Losing weight in spite of myself.

I began this blog in February 2011 as a way to help me not quit trying to lose weight, and to learn a few things. It's been an interesting and powerful experience. It certainly confirms what I've long suspected--that although I am a genuinely happy cheery person in the main, I am NOT a happy cheery dieter. I DETEST losing weight. I resent being overweight in the first place and I am a virtuoso in the art of self-sabotage. And YET--I'm doing it! I'm fighting and kicking and EATING all the way down, but the weight is finally going down. The plan I was following in February was a half-baked one largely based on wishful thinking. I gained a little weight and decided to get real. I knew I couldn't just join weightwatchers or count calories or do any one plan and expect to be successful. I decided if I was going to bother to make the effort to lose weight I was going to throw everything I could think of at the problem. And so I do. My real "Day One" for this blog is April 1, 2011. I joined weight watchers, I joined caloriecount.com (awesome website), I read the blog losingweighteveryday.blogspot.com religiously, I keep this blog faithfully, I joined the health programs sponsored by my insurance, I use the principles from overeater's anonymous, I use my church's 12 step program as well, I subscribe--and use--Healthy Cooking Magazine.

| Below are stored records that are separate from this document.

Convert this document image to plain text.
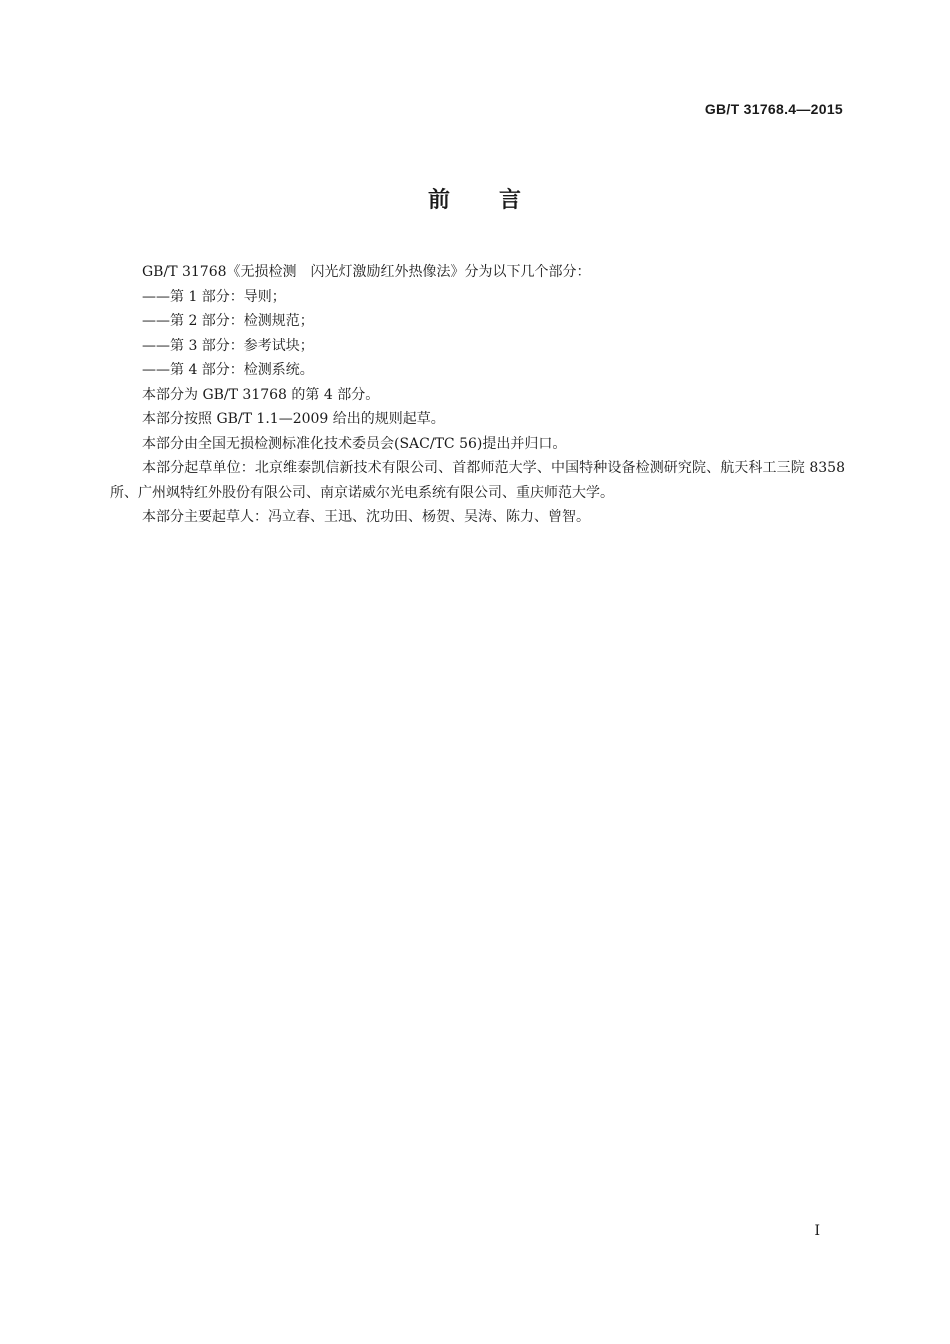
GB/T 31768.4—2015
前 言

GB/T 31768《无损检测　闪光灯激励红外热像法》分为以下几个部分：

——第 1 部分：导则；

——第 2 部分：检测规范；

——第 3 部分：参考试块；

——第 4 部分：检测系统。

本部分为 GB/T 31768 的第 4 部分。

本部分按照 GB/T 1.1—2009 给出的规则起草。

本部分由全国无损检测标准化技术委员会(SAC/TC 56)提出并归口。

本部分起草单位：北京维泰凯信新技术有限公司、首都师范大学、中国特种设备检测研究院、航天科工三院 8358 所、广州飒特红外股份有限公司、南京诺威尔光电系统有限公司、重庆师范大学。

本部分主要起草人：冯立春、王迅、沈功田、杨贺、吴涛、陈力、曾智。

I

The result of all this? Painfully slow progress (About 20 lbs in 10 months). But it IS progress and like the little engine that could I keep on trying in my rebellious way. I have no intention of quitting. This is by far the longest sustained weight loss effort I've ever made in my life. Successful I think, because for the first in my life I've done this MY way--which I've discovered, involves a lot of pizza and restaraunt food. I'm convinced this is the only way to lose weight. For me it must be MY way. For you it MUST be YOUR way. Not weight watcher's way, not your doctor's way, but YOUR way. Any plan or idea I use is only a tool.

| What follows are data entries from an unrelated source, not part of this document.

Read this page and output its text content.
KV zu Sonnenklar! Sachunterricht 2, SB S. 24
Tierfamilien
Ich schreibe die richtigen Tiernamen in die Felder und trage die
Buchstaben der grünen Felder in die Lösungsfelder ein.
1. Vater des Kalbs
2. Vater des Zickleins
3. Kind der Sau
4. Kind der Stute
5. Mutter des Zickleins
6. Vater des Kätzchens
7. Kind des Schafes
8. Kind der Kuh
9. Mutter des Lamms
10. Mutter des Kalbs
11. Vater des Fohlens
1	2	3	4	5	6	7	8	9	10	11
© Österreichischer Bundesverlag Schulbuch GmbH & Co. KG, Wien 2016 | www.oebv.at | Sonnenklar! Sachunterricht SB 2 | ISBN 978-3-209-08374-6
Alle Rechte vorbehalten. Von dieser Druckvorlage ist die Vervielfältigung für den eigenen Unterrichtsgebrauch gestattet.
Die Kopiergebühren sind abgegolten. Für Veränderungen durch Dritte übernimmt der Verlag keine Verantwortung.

The latest plan to lose weight my way began on Oct 29, 2013. It really is my own crazy plan. As you'll see if you read that post. I've implemented the best ideas of all sorts of eating plans and thrown out the scale. A couple of months in and I'm definitely healthier. I'm actually enjoying myself. I won't weigh until April 1, 2014, so I'll see then if this works the way I hope it will.

There is no magic weight loss bullet. But there IS a great deal of magic in the discovery of what I can happily live with (very different from what weight watchers tells me I can happily live with) and still have the body and health I want.

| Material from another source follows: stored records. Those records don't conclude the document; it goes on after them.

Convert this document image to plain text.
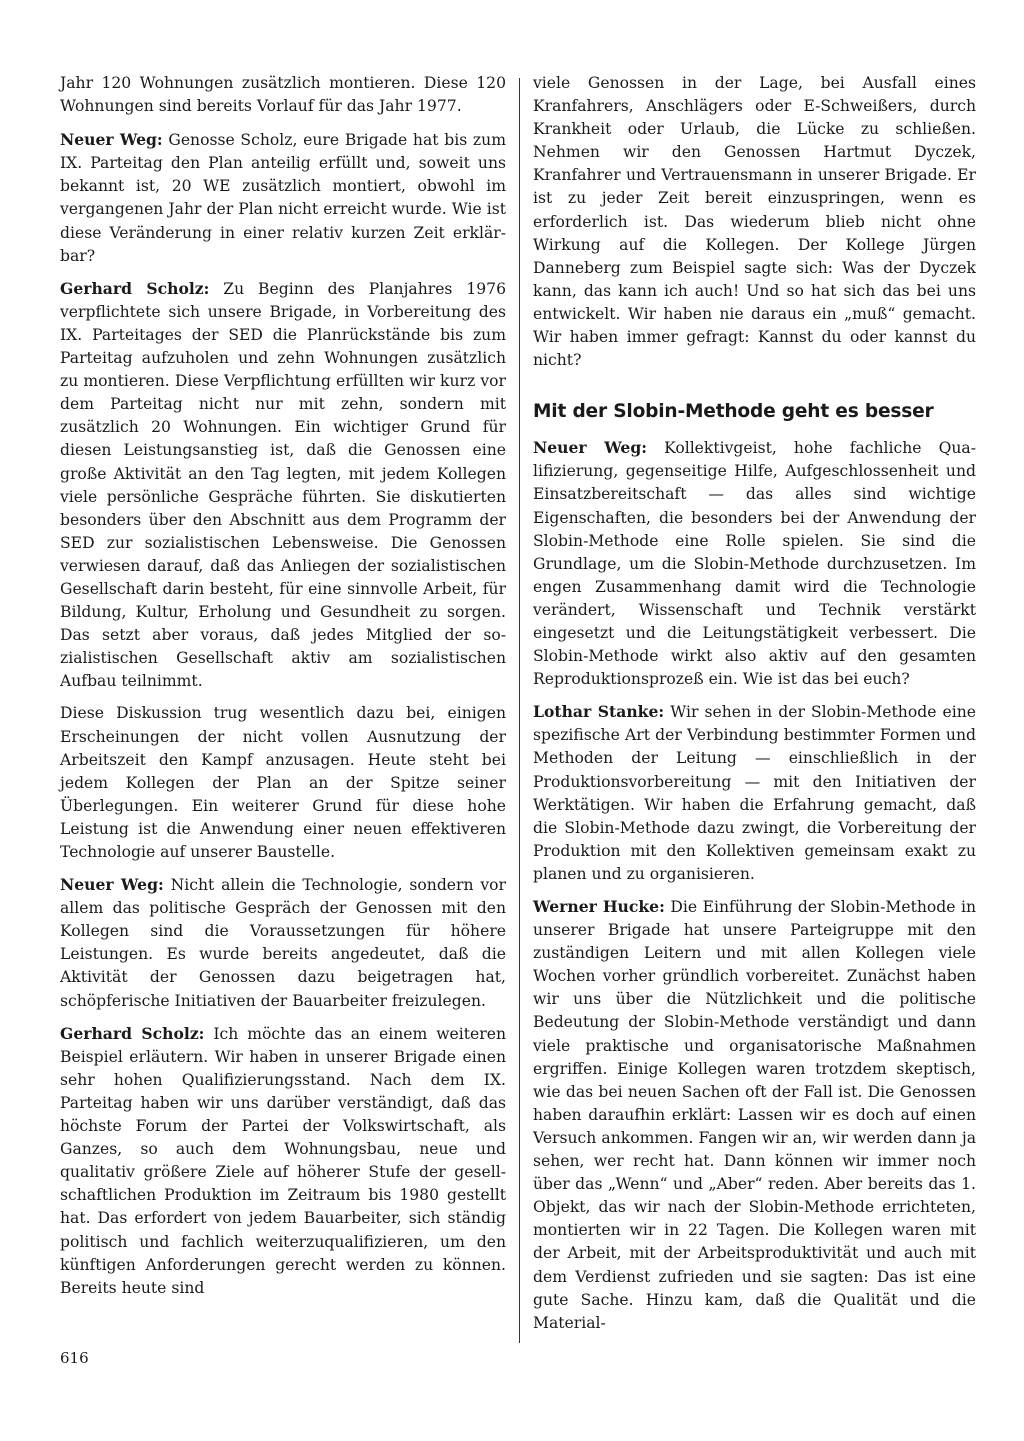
Jahr 120 Wohnungen zusätzlich montieren. Diese 120 Wohnungen sind bereits Vorlauf für das Jahr 1977.

Neuer Weg: Genosse Scholz, eure Brigade hat bis zum IX. Parteitag den Plan anteilig erfüllt und, soweit uns bekannt ist, 20 WE zusätzlich montiert, obwohl im vergangenen Jahr der Plan nicht erreicht wurde. Wie ist diese Veränderung in einer relativ kurzen Zeit erklärbar?

Gerhard Scholz: Zu Beginn des Planjahres 1976 verpflichtete sich unsere Brigade, in Vorbereitung des IX. Parteitages der SED die Planrückstände bis zum Parteitag aufzuholen und zehn Wohnungen zusätzlich zu montieren. Diese Verpflichtung erfüllten wir kurz vor dem Parteitag nicht nur mit zehn, sondern mit zusätzlich 20 Wohnungen. Ein wichtiger Grund für diesen Leistungsanstieg ist, daß die Genossen eine große Aktivität an den Tag legten, mit jedem Kollegen viele persönliche Gespräche führten. Sie diskutierten besonders über den Abschnitt aus dem Programm der SED zur sozialistischen Lebensweise. Die Genossen verwiesen darauf, daß das Anliegen der sozialistischen Gesellschaft darin besteht, für eine sinnvolle Arbeit, für Bildung, Kultur, Erholung und Gesundheit zu sorgen. Das setzt aber voraus, daß jedes Mitglied der sozialistischen Gesellschaft aktiv am sozialistischen Aufbau teilnimmt.

Diese Diskussion trug wesentlich dazu bei, einigen Erscheinungen der nicht vollen Ausnutzung der Arbeitszeit den Kampf anzusagen. Heute steht bei jedem Kollegen der Plan an der Spitze seiner Überlegungen. Ein weiterer Grund für diese hohe Leistung ist die Anwendung einer neuen effektiveren Technologie auf unserer Baustelle.

Neuer Weg: Nicht allein die Technologie, sondern vor allem das politische Gespräch der Genossen mit den Kollegen sind die Voraussetzungen für höhere Leistungen. Es wurde bereits angedeutet, daß die Aktivität der Genossen dazu beigetragen hat, schöpferische Initiativen der Bauarbeiter freizulegen.

Gerhard Scholz: Ich möchte das an einem weiteren Beispiel erläutern. Wir haben in unserer Brigade einen sehr hohen Qualifizierungsstand. Nach dem IX. Parteitag haben wir uns darüber verständigt, daß das höchste Forum der Partei der Volkswirtschaft, als Ganzes, so auch dem Wohnungsbau, neue und qualitativ größere Ziele auf höherer Stufe der gesellschaftlichen Produktion im Zeitraum bis 1980 gestellt hat. Das erfordert von jedem Bauarbeiter, sich ständig politisch und fachlich weiterzuqualifizieren, um den künftigen Anforderungen gerecht werden zu können. Bereits heute sind

viele Genossen in der Lage, bei Ausfall eines Kranfahrers, Anschlägers oder E-Schweißers, durch Krankheit oder Urlaub, die Lücke zu schließen. Nehmen wir den Genossen Hartmut Dyczek, Kranfahrer und Vertrauensmann in unserer Brigade. Er ist zu jeder Zeit bereit einzuspringen, wenn es erforderlich ist. Das wiederum blieb nicht ohne Wirkung auf die Kollegen. Der Kollege Jürgen Danneberg zum Beispiel sagte sich: Was der Dyczek kann, das kann ich auch! Und so hat sich das bei uns entwickelt. Wir haben nie daraus ein „muß“ gemacht. Wir haben immer gefragt: Kannst du oder kannst du nicht?

Mit der Slobin-Methode geht es besser

Neuer Weg: Kollektivgeist, hohe fachliche Qualifizierung, gegenseitige Hilfe, Aufgeschlossenheit und Einsatzbereitschaft — das alles sind wichtige Eigenschaften, die besonders bei der Anwendung der Slobin-Methode eine Rolle spielen. Sie sind die Grundlage, um die Slobin-Methode durchzusetzen. Im engen Zusammenhang damit wird die Technologie verändert, Wissenschaft und Technik verstärkt eingesetzt und die Leitungstätigkeit verbessert. Die Slobin-Methode wirkt also aktiv auf den gesamten Reproduktionsprozeß ein. Wie ist das bei euch?

Lothar Stanke: Wir sehen in der Slobin-Methode eine spezifische Art der Verbindung bestimmter Formen und Methoden der Leitung — einschließlich in der Produktionsvorbereitung — mit den Initiativen der Werktätigen. Wir haben die Erfahrung gemacht, daß die Slobin-Methode dazu zwingt, die Vorbereitung der Produktion mit den Kollektiven gemeinsam exakt zu planen und zu organisieren.

Werner Hucke: Die Einführung der Slobin-Methode in unserer Brigade hat unsere Parteigruppe mit den zuständigen Leitern und mit allen Kollegen viele Wochen vorher gründlich vorbereitet. Zunächst haben wir uns über die Nützlichkeit und die politische Bedeutung der Slobin-Methode verständigt und dann viele praktische und organisatorische Maßnahmen ergriffen. Einige Kollegen waren trotzdem skeptisch, wie das bei neuen Sachen oft der Fall ist. Die Genossen haben daraufhin erklärt: Lassen wir es doch auf einen Versuch ankommen. Fangen wir an, wir werden dann ja sehen, wer recht hat. Dann können wir immer noch über das „Wenn“ und „Aber“ reden. Aber bereits das 1. Objekt, das wir nach der Slobin-Methode errichteten, montierten wir in 22 Tagen. Die Kollegen waren mit der Arbeit, mit der Arbeitsproduktivität und auch mit dem Verdienst zufrieden und sie sagten: Das ist eine gute Sache. Hinzu kam, daß die Qualität und die Material-

616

Good luck to all of us on this journey. It's quite a trip!







Saturday, November 19, 2011

229 Visual

Saw the new Twilight movie--quite fun!  Learned a couple of things too. The first was a big DUH! moment.  I am an EXTREMELY visual person, and am strongly motivated by beauty.  I was watching the wedding scene (I've always had a weakness for bridal gowns) and felt a jolt of motivation. I assume because there are thin people all around me that I should be motivated enough by that, but usually no--because while clothes are often nice, they don't usually stop me in my tracks and when they do, I can't exactly stare like I would at a sunset or a movie screen.  I need to stare! I will make a point of finding pictures that motivate me from here on out.

Second--I'll never order the large shake at the movies again. Happily, it was a waste of money. I treated myself to dinner at the Sonora Grill a very nice Mexican restaurant which came with chips, so I didn't feel as though I wanted movie popcorn too, but I did want dessert. I ordered a large grasshopper shake with reeses cups. Ugh. I barely ate the top off the shake--love reeses cups, but there were so many in the shake (YUM!) that I bet it would have been like eating 6 candy bars. As it was, the part I did eat, was still too much, but I'm happy that at least I didn't feel like eating the whole thing.

I'm not looking forward to today. I need to do the major grocery shopping. But the thing I dread is to go to SLC and discuss with Lisa what needs to happen to best support my nephew. I'm sure I won't want to do what needs to be done, but I am determined to do what's right. This would be made a great deal easier if I were sure if what I think is right really IS right.